This can be done easily with matlab
>> M = x.' * y;
I have:
x = [1970:1:2000]
y = [data]
size(x) = [30,1]
size(y) = [30,1]
I want:
% Yl = kx + m, where
[k,m] = polyfit(x,y,1)
For some reason i have to use "regress" for this.
Using k = regress(x,y) gives some totally random value that i have no idea where it comes from. How do it?
The number of outputs you get in "k" is dependant on the size of input X, so you will not get both m and k just by putting in your x and y straight. From the docs:
b = regress(y,X) returns a p-by-1 vector b of coefficient estimates for a multilinear regression of the responses in y on the predictors in X. X is an n-by-p matrix of p predictors at each of n observations. y is an n-by-1 vector of observed responses.

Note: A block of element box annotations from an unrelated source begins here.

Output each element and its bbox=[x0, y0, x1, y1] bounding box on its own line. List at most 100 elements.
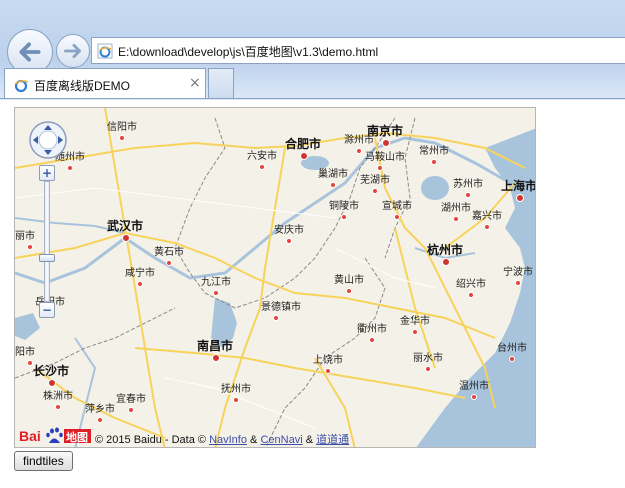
city-marker-icon bbox=[67, 165, 73, 171]
city-label: 宣城市 bbox=[382, 201, 412, 212]
city-marker-icon bbox=[356, 148, 362, 154]
city-label: 马鞍山市 bbox=[365, 152, 405, 163]
city-marker-icon bbox=[27, 244, 33, 250]
city-marker-icon bbox=[119, 135, 125, 141]
city-marker-icon bbox=[509, 356, 515, 362]
city-label: 嘉兴市 bbox=[472, 211, 502, 222]
city-label: 景德镇市 bbox=[261, 302, 301, 313]
city-label: 丽市 bbox=[15, 231, 35, 242]
address-url: E:\download\develop\js\百度地图\v1.3\demo.ht… bbox=[118, 45, 379, 59]
city-label: 金华市 bbox=[400, 316, 430, 327]
logo-label: 地图 bbox=[66, 431, 88, 444]
city-label: 苏州市 bbox=[453, 179, 483, 190]
forward-button[interactable] bbox=[56, 34, 90, 68]
city-marker-icon bbox=[341, 214, 347, 220]
city-marker-icon bbox=[137, 281, 143, 287]
city-marker-icon bbox=[515, 280, 521, 286]
city-marker-icon bbox=[286, 238, 292, 244]
city-marker-icon bbox=[273, 315, 279, 321]
city-label: 杭州市 bbox=[427, 243, 464, 257]
zoom-slider-track[interactable] bbox=[44, 181, 50, 302]
link-daodaotong[interactable]: 道道通 bbox=[316, 434, 349, 446]
copyright-prefix: © 2015 Baidu - Data © bbox=[95, 434, 206, 446]
city-marker-icon bbox=[300, 152, 308, 160]
city-marker-icon bbox=[425, 366, 431, 372]
svg-text:Bai: Bai bbox=[19, 428, 41, 444]
city-marker-icon bbox=[233, 397, 239, 403]
city-label: 南京市 bbox=[367, 124, 404, 138]
city-label: 九江市 bbox=[201, 277, 231, 288]
city-label: 丽水市 bbox=[413, 353, 443, 364]
city-label: 铜陵市 bbox=[329, 201, 359, 212]
city-marker-icon bbox=[369, 337, 375, 343]
city-marker-icon bbox=[412, 329, 418, 335]
map-container[interactable]: 信阳市 滁州市 合肥市 南京市 随州市 六安市 马鞍山市 常州市 巢湖市 芜湖市 苏州市 上海市 铜陵市… bbox=[14, 107, 536, 448]
city-marker-icon bbox=[128, 407, 134, 413]
city-label: 芜湖市 bbox=[360, 175, 390, 186]
city-label: 上饶市 bbox=[313, 355, 343, 366]
city-label: 合肥市 bbox=[285, 137, 322, 151]
city-marker-icon bbox=[372, 188, 378, 194]
city-label: 萍乡市 bbox=[85, 404, 115, 415]
baidu-map-logo: Bai 地图 bbox=[19, 427, 93, 445]
tab-close-icon[interactable]: × bbox=[189, 75, 201, 91]
city-label: 台州市 bbox=[497, 343, 527, 354]
pan-control[interactable] bbox=[28, 120, 68, 160]
city-marker-icon bbox=[97, 417, 103, 423]
findtiles-button[interactable]: findtiles bbox=[14, 451, 73, 471]
tab-demo[interactable]: 百度离线版DEMO × bbox=[4, 68, 206, 99]
paw-icon bbox=[46, 427, 63, 443]
ie-page-icon bbox=[97, 43, 113, 59]
city-label: 信阳市 bbox=[107, 122, 137, 133]
new-tab-button[interactable] bbox=[208, 68, 234, 98]
city-marker-icon bbox=[377, 165, 383, 171]
city-marker-icon bbox=[166, 260, 172, 266]
zoom-out-button[interactable]: − bbox=[39, 302, 55, 318]
city-marker-icon bbox=[382, 139, 390, 147]
link-navinfo[interactable]: NavInfo bbox=[209, 434, 247, 446]
city-label: 抚州市 bbox=[221, 384, 251, 395]
city-label: 温州市 bbox=[459, 381, 489, 392]
city-marker-icon bbox=[48, 379, 56, 387]
city-marker-icon bbox=[453, 216, 459, 222]
content-divider bbox=[0, 98, 625, 99]
address-bar[interactable]: E:\download\develop\js\百度地图\v1.3\demo.ht… bbox=[91, 37, 625, 64]
city-marker-icon bbox=[468, 292, 474, 298]
minus-icon: − bbox=[41, 303, 53, 317]
city-label: 株洲市 bbox=[43, 391, 73, 402]
city-marker-icon bbox=[346, 288, 352, 294]
city-marker-icon bbox=[484, 224, 490, 230]
copyright-amp-2: & bbox=[305, 434, 314, 446]
city-marker-icon bbox=[471, 394, 477, 400]
city-label: 阳市 bbox=[15, 347, 35, 358]
city-marker-icon bbox=[431, 159, 437, 165]
city-marker-icon bbox=[330, 182, 336, 188]
city-marker-icon bbox=[442, 258, 450, 266]
city-label: 黄石市 bbox=[154, 247, 184, 258]
city-label: 衢州市 bbox=[357, 324, 387, 335]
city-marker-icon bbox=[465, 192, 471, 198]
city-marker-icon bbox=[212, 354, 220, 362]
city-label: 宁波市 bbox=[503, 267, 533, 278]
city-label: 宜春市 bbox=[116, 394, 146, 405]
zoom-in-button[interactable]: + bbox=[39, 165, 55, 181]
link-cennavi[interactable]: CenNavi bbox=[260, 434, 302, 446]
city-label: 六安市 bbox=[247, 151, 277, 162]
city-label: 绍兴市 bbox=[456, 279, 486, 290]
city-marker-icon bbox=[55, 404, 61, 410]
city-label: 常州市 bbox=[419, 146, 449, 157]
city-label: 长沙市 bbox=[33, 364, 70, 378]
city-marker-icon bbox=[259, 164, 265, 170]
tab-title: 百度离线版DEMO bbox=[34, 79, 131, 93]
city-marker-icon bbox=[516, 194, 524, 202]
city-label: 黄山市 bbox=[334, 275, 364, 286]
city-label: 南昌市 bbox=[197, 339, 234, 353]
city-marker-icon bbox=[394, 214, 400, 220]
city-label: 武汉市 bbox=[107, 219, 144, 233]
plus-icon: + bbox=[41, 166, 53, 180]
zoom-slider-handle[interactable] bbox=[39, 254, 55, 262]
city-label: 巢湖市 bbox=[318, 169, 348, 180]
city-marker-icon bbox=[122, 234, 130, 242]
copyright: © 2015 Baidu - Data © NavInfo & CenNavi … bbox=[95, 431, 349, 447]
city-label: 上海市 bbox=[501, 179, 536, 193]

It is not exactly stated, but the example in the help docs using the carsmall inbuilt dataset shows you how to set this up. For your case, you'd want:
X = [ones(size(x)) x]; % make sure this is 30 x 2
b = regress(y,X); % y should be 30 x 1, b should be 2 x 1
b(1) should then be your m, and b(2) your k.
regress can also provide additional outputs, such as confidence intervals, residuals, statistics such as r-squared, etc. The input remains the same, you'd just change the outputs:
[b,bint,r,rint,stats] = regress(y,X);